Clock by A26

Last crawled date: 3 years ago

My second attempt at creating a simple, mechanical, weight-driven clock with the fewest parts. It uses 4mm brass shafts, a 1# drive weight, and currently, two ballpoint pens as the winding weight. The pendulum is a 1/4" aluminum tube, and I mounted it to a mirror. It works, but it needs improvement.
Specifically:
hands
a ratcheting winding system
a crutch system so that the pendulum does not have to swing as much
a clock face
a neater way to attach the weights
The gear train and escapement are pretty universal so that it may be rearranged (see the not overly accurate previous version in red). This also allows all parts to function with minimal post-print finishing.
Note: Gear tooth size and shaft holes are all very slightly offset inward to compensate for my printer's tendency to over-extrude.
UPDATE: As requested, I posted the additional parts needed to make the red (column) version of the clock (minus the holders for the quarters at the ends of the seesaw pendulum which I cannot find). To make this version, you'll need anything without "v2" in the file name plus wheel4v2. Even so, the pendulum needs to be adjusted to keep accurate time.
UPDATE 2: Added renders of the different gear configurations.
UPDATE 3:
Assembly instructions:
-Ensure gear teeth are free of artifacts and that all will rotate easily on their shafts.
-Glue ONE of the mount pieces to whatever you are using as a backing (in my case, the mirror).
-Slot 4mm shafts into their mounts (you'll have to figure out the length).
-Take about 2m of cord and wrap it around the drum on wheel 4 (it took me three wraps of the necklace cord I used to develop sufficient friction with the weights I used).
-Onto the shaft in the shorter mount (the one connected to the pendulum pivot) slide the escape wheel, minute wheel (3), and hour wheel (5).
-On the taller mount slot the 60 tooth gear (2) and the wheel with the drum (4).
-With painstakingly minuscule adjustments, slide the unglued mount around until you find the sweet spot where the gears mesh with the least resistance.
-Glue the free mount in place on the backing once you are satisfied or out of patience.
-Slide the arch-shaped frame piece on to the shaft with wheels two and four and glue the other frame pieces to the arch and the backing material using a similar process as described in the preceding two steps.
-Attach a pendulum to the anchor (using a simple pendulum close to 1m in length will yield the required two second period. Keep it light weight regardless and be prepared to spend time adjusting it)

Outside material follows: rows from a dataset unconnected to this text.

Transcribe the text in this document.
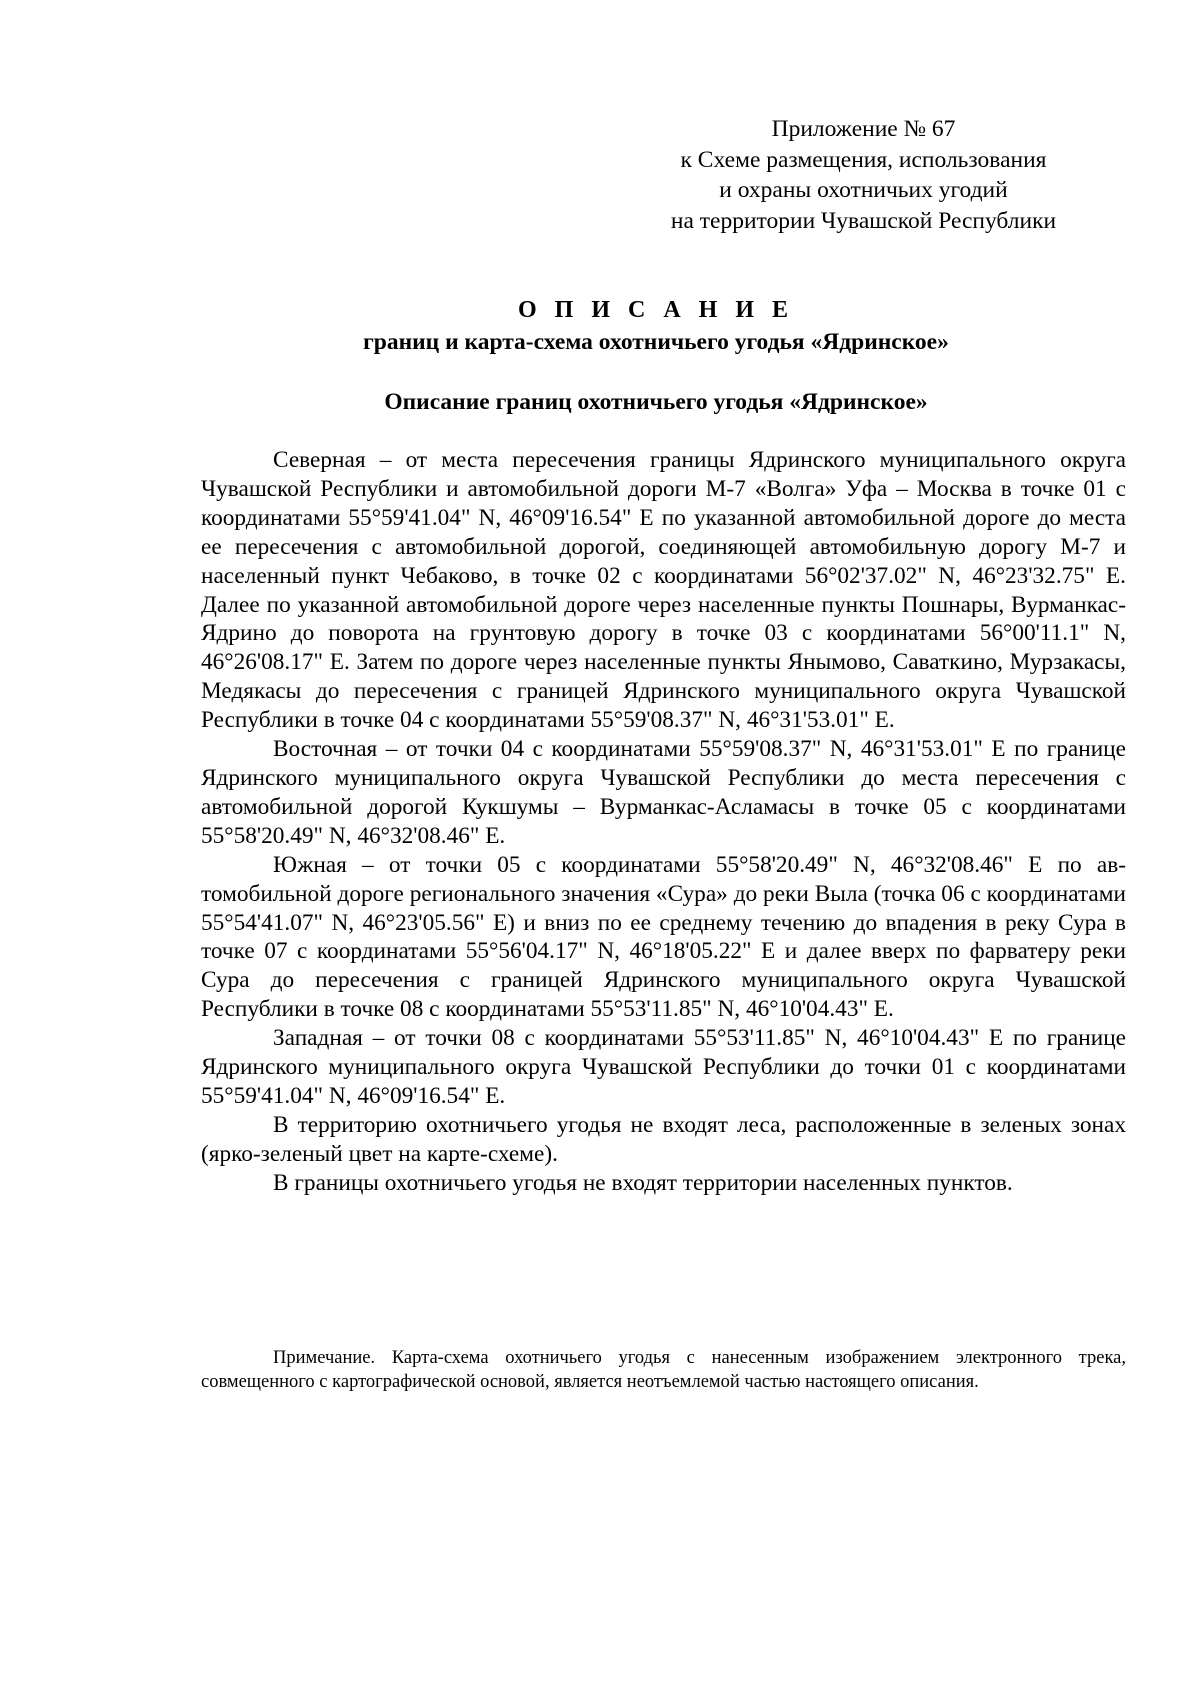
Приложение № 67
к Схеме размещения, использования
и охраны охотничьих угодий
на территории Чувашской Республики
О П И С А Н И Е
границ и карта-схема охотничьего угодья «Ядринское»
Описание границ охотничьего угодья «Ядринское»

Северная – от места пересечения границы Ядринского муниципального округа Чувашской Республики и автомобильной дороги М-7 «Волга» Уфа – Москва в точке 01 с координатами 55°59'41.04" N, 46°09'16.54" E по указанной автомобильной дороге до места ее пересечения с автомобильной дорогой, соединяющей автомобильную дорогу М-7 и населенный пункт Чебаково, в точке 02 с координатами 56°02'37.02" N, 46°23'32.75" E. Далее по указанной автомобильной дороге через населенные пункты Пошнары, Вурманкас-Ядрино до поворота на грунтовую дорогу в точке 03 с координатами 56°00'11.1" N, 46°26'08.17" E. Затем по дороге через населенные пункты Янымово, Саваткино, Мурзакасы, Медякасы до пересечения с границей Ядринского муниципального округа Чувашской Республики в точке 04 с координатами 55°59'08.37" N, 46°31'53.01" E.

Восточная – от точки 04 с координатами 55°59'08.37" N, 46°31'53.01" E по границе Ядринского муниципального округа Чувашской Республики до места пересечения с автомобильной дорогой Кукшумы – Вурманкас-Асламасы в точке 05 с координатами 55°58'20.49" N, 46°32'08.46" E.

Южная – от точки 05 с координатами 55°58'20.49" N, 46°32'08.46" E по автомобильной дороге регионального значения «Сура» до реки Выла (точка 06 с координатами 55°54'41.07" N, 46°23'05.56" E) и вниз по ее среднему течению до впадения в реку Сура в точке 07 с координатами 55°56'04.17" N, 46°18'05.22" E и далее вверх по фарватеру реки Сура до пересечения с границей Ядринского муниципального округа Чувашской Республики в точке 08 с координатами 55°53'11.85" N, 46°10'04.43" E.

Западная – от точки 08 с координатами 55°53'11.85" N, 46°10'04.43" E по границе Ядринского муниципального округа Чувашской Республики до точки 01 с координатами 55°59'41.04" N, 46°09'16.54" E.

В территорию охотничьего угодья не входят леса, расположенные в зеленых зонах (ярко-зеленый цвет на карте-схеме).

В границы охотничьего угодья не входят территории населенных пунктов.

Примечание. Карта-схема охотничьего угодья с нанесенным изображением электронного трека, совмещенного с картографической основой, является неотъемлемой частью настоящего описания.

-Tie the drive weight on the left side and the winding weight on the right side.
-Mount it to the wall
-Watch it tick
-Design and print some hands and otherwise modify it to your heart's content.
FYSA:
-However you mount the clock to the wall, ensure the pendulum is balanced so that the anchor achieves the same amount of lock in each direction.
-Since the main shaft is cantilevered, ensure the mount is robust enough to prevent it from getting pushed sideways from sustained torque from the weight. PLA to mirror is not robust enough without the right glue.
-This was a very early escapement design, so unless the pendulum swings sufficiently, it behaves more like a recoil escapement than a Graham escapement. I might improve it eventually.
UPDATE 4:
I added a new escape wheel and anchor that should be more efficient as mentioned in the previous update. They are untested as I do not currently have printer access, but they worked well in a computer simulation.
Also user Zarlor made these excellent assembly animations for both configurations which are probably easier to follow than my posted instructions.http://gph.is/2alyFDRhttp://gph.is/2aYdpDL
UPDATE 4.1 I re-uploaded the new anchor with slightly trimmed pallets and slightly less drop. This should prevent you from have to trim them by hand or sand down the back side of the escape teeth. Again, this is an untested modification.
UPDATE 5: I added a two piece mount and frame. Using these parts should eliminate all of the tedious wiggling and adjusting as described above during assembly. The caveat is that your printer must be very accurate (unlike my old printer on which I first printed this design) to ensure the gears mesh properly. Also, the frame will resist the flexural stress from the clock weight with the part's z-axis which is the weakest dimension. Be careful of adding too much weight (especially if you use a pulley).